My own ‘day in the life’? Watch this space. We are also hoping that some of the members of SAYAS will record these too over the course of the year. At the moment it involves an endless cycle of recording and exporting lectures, replying to emails, and trying to reschedule meetings around lecture recording time because it all takes so much longer than expected. I also have exciting days, even in lockdown. Attending conferences, running workshops, and my personal favourite – group meetings with my postgraduates. Probably the most important things I’ve learnt from watching ‘day in the life’ vlogs is that even the most productive people aren’t productive 24/7, and that’s ok! 

I hope you enjoy this journey with our bloggers!

Jennifer Fitchett

The Humanities during a crisis, crisis in the Humanities: what do Literary scholars do during a crisis?

While the world is up in arms, united against the Covid-19 pandemic, some of us are studying a degree in the Humanities. The big and right question to ask of course at this moment is what would a BA or MA or PhD in the Arts and Humanities help a student and the rest of the world in a period which seems to be scientifically orientated and driven. The race to find a vaccine to curb the deadly Covid-19 virus is on, the need to development and improve ICT for various means to support communication and interactions in the ‘new normal’ is also on. Now what does a student in Humanities do to help? Indeed, these critical questions can leave any student in the Humanities confused and in doubt of the relevance and importance of their education and its contribution to our society at this point in our lives. All these points to what seem to be a crisis in the Humanities or rather Humanities’ crisis. It leaves one asking the questions of whether we need the Humanities?
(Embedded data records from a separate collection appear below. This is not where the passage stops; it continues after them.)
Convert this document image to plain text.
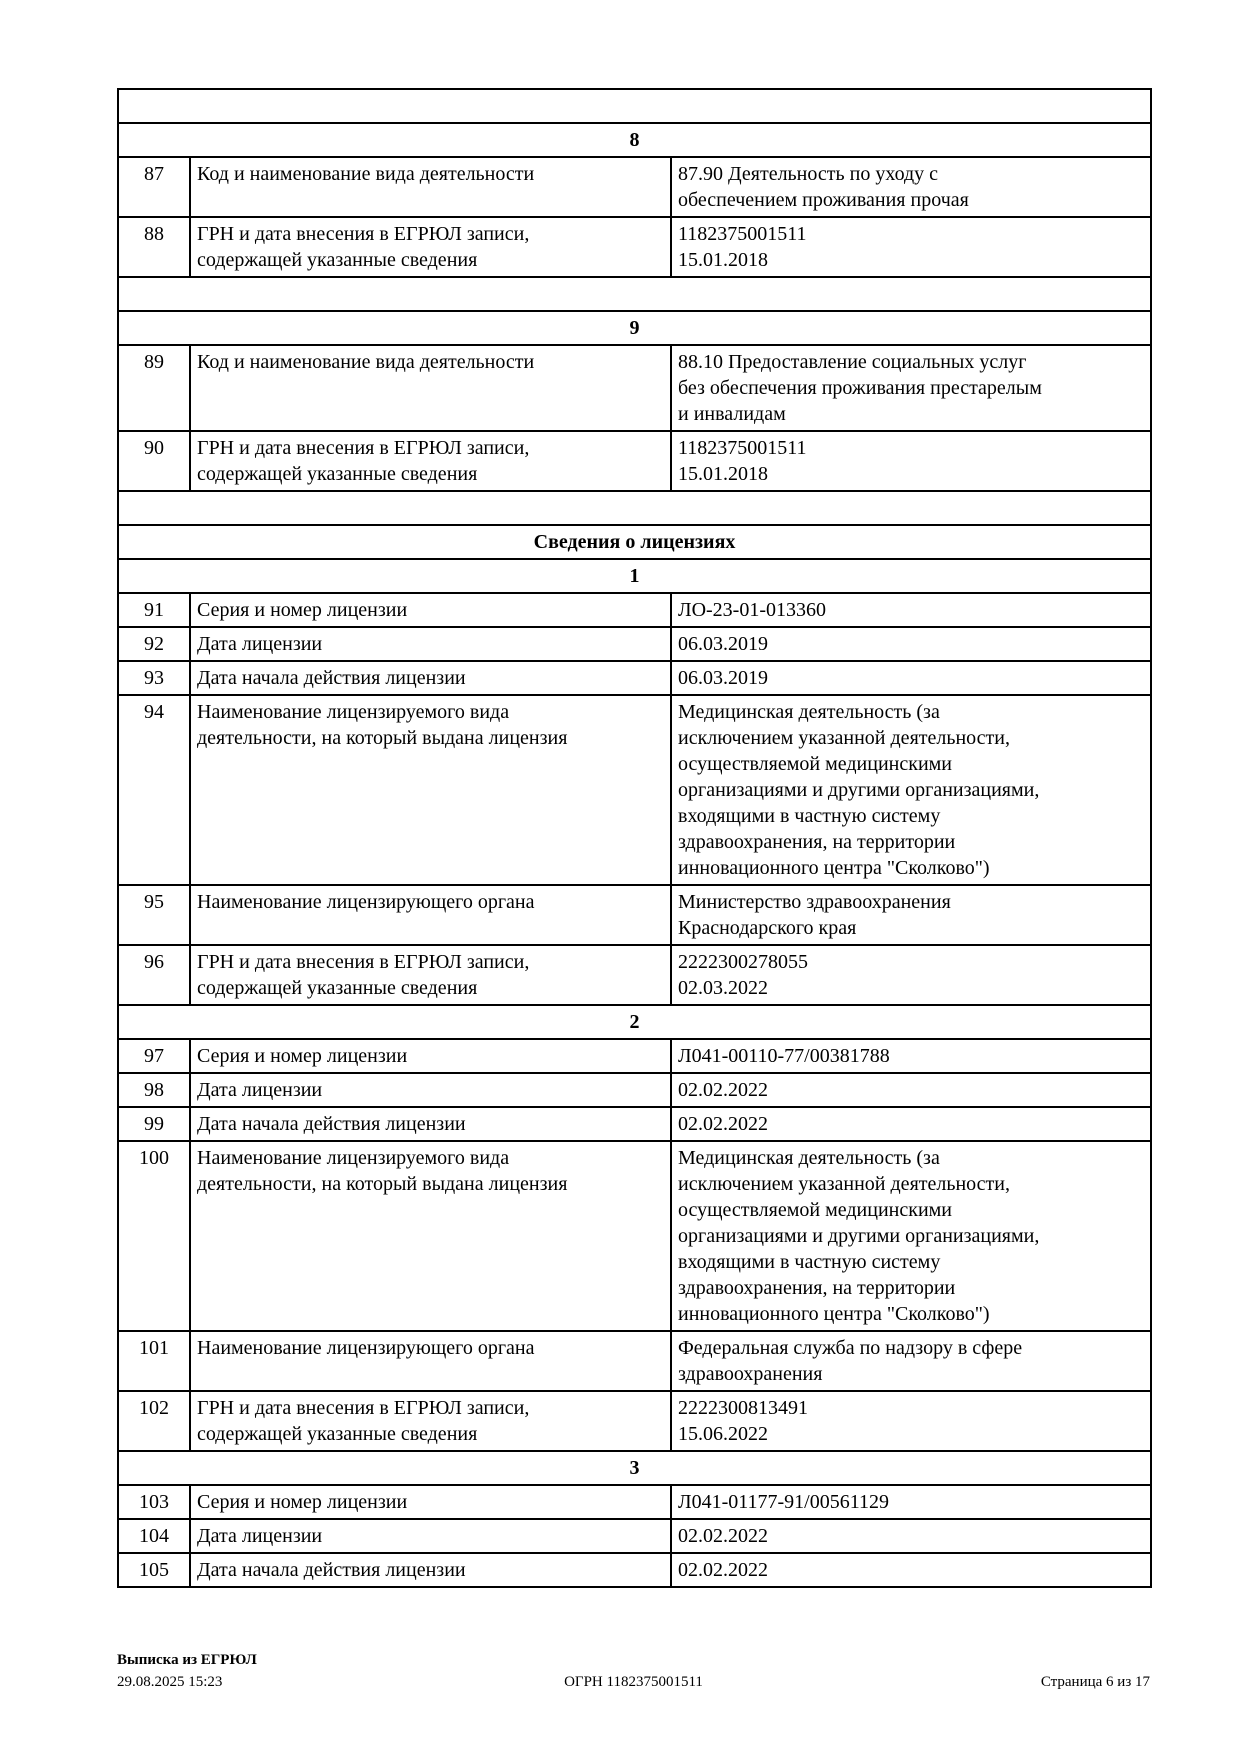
8		
87	Код и наименование вида деятельности	87.90 Деятельность по уходу с
обеспечением проживания прочая
88	ГРН и дата внесения в ЕГРЮЛ записи,
содержащей указанные сведения	1182375001511
15.01.2018

9		
89	Код и наименование вида деятельности	88.10 Предоставление социальных услуг
без обеспечения проживания престарелым
и инвалидам
90	ГРН и дата внесения в ЕГРЮЛ записи,
содержащей указанные сведения	1182375001511
15.01.2018

Сведения о лицензиях		
1		
91	Серия и номер лицензии	ЛО-23-01-013360
92	Дата лицензии	06.03.2019
93	Дата начала действия лицензии	06.03.2019
94	Наименование лицензируемого вида
деятельности, на который выдана лицензия	Медицинская деятельность (за
исключением указанной деятельности,
осуществляемой медицинскими
организациями и другими организациями,
входящими в частную систему
здравоохранения, на территории
инновационного центра "Сколково")
95	Наименование лицензирующего органа	Министерство здравоохранения
Краснодарского края
96	ГРН и дата внесения в ЕГРЮЛ записи,
содержащей указанные сведения	2222300278055
02.03.2022
2		
97	Серия и номер лицензии	Л041-00110-77/00381788
98	Дата лицензии	02.02.2022
99	Дата начала действия лицензии	02.02.2022
100	Наименование лицензируемого вида
деятельности, на который выдана лицензия	Медицинская деятельность (за
исключением указанной деятельности,
осуществляемой медицинскими
организациями и другими организациями,
входящими в частную систему
здравоохранения, на территории
инновационного центра "Сколково")
101	Наименование лицензирующего органа	Федеральная служба по надзору в сфере
здравоохранения
102	ГРН и дата внесения в ЕГРЮЛ записи,
содержащей указанные сведения	2222300813491
15.06.2022
3		
103	Серия и номер лицензии	Л041-01177-91/00561129
104	Дата лицензии	02.02.2022
105	Дата начала действия лицензии	02.02.2022
Выписка из ЕГРЮЛ
29.08.2025 15:23	ОГРН 1182375001511	Страница 6 из 17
Should governments, patrons and universities continue funding the Humanities and developing curricular for these faculty or is it about time all funding and resources are redirected to scientific departments and faculties which yield tangible research output which can help humanity in a time like this?

I am truly curious, it is confusing and terrifying. How do critical and philosophical essays by Plato help us get through everyday today? What do Shakespeare’s plays mean right now? What use is it to read and quote Lord Byron’s poems? How do African classics of Ngugi wa Thiongo, Bessie Head, Alan Paton and other great African writers help us not only cope but get through everyday life and towards gaining control of our lives and going back to how life once was?
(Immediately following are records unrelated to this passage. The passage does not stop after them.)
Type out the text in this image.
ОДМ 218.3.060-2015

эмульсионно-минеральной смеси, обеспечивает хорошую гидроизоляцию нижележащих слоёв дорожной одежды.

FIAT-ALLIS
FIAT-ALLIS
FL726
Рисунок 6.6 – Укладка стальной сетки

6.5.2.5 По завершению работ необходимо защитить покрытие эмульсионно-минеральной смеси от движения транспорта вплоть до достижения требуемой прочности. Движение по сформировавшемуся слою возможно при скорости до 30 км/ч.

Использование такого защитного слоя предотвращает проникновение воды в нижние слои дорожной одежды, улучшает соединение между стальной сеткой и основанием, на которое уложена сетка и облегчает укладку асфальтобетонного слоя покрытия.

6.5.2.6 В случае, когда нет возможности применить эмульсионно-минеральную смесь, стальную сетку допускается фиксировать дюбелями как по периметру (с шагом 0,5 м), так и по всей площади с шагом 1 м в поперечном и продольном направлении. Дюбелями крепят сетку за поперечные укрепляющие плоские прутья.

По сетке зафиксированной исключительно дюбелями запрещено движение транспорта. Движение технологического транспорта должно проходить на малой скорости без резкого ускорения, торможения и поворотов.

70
We have all (those of us in the Humanities) with our intellectualism retrieved to the comfort and safety of our own spaces/homes etc. Away from the dangers that lurk on the streets. What does this mean? What does it say about our contribution to life? It would seem the real heroes, those who make tangible contribution to our everyday lives are out there in white coats and in the labs trying to find a way to ‘return’ us to ‘the good old days’ when hugging a loved one was not conflated with contravening any regulation. But all we have done so far, is to stay back and stay safe and let ‘them save us’. Are we a part of a world we are unable to adequately contribute to? Are we the ones who consume without producing? I speak about production here in the actual sense not intellectually. From where I am writing from even poetry and all kinds of fiction seems not be so enjoyable right now with all the anxiety in the world and the fear of death of a loved one or of contracting the Covid-19 virus. It seems we live at the mercy of our peer the “hard science”. Post this pandemic, should we still call them our peers? Should we still sit in halls in groups of hundreds and talk about various classicals plays, short stories, poetry, novels and so forth? Maybe the Arts and Humanities are a field for those who want to avoid everyday life, those who want to shy away from reality. Is there a crisis in the Humanities? Are the Humanities in a crisis?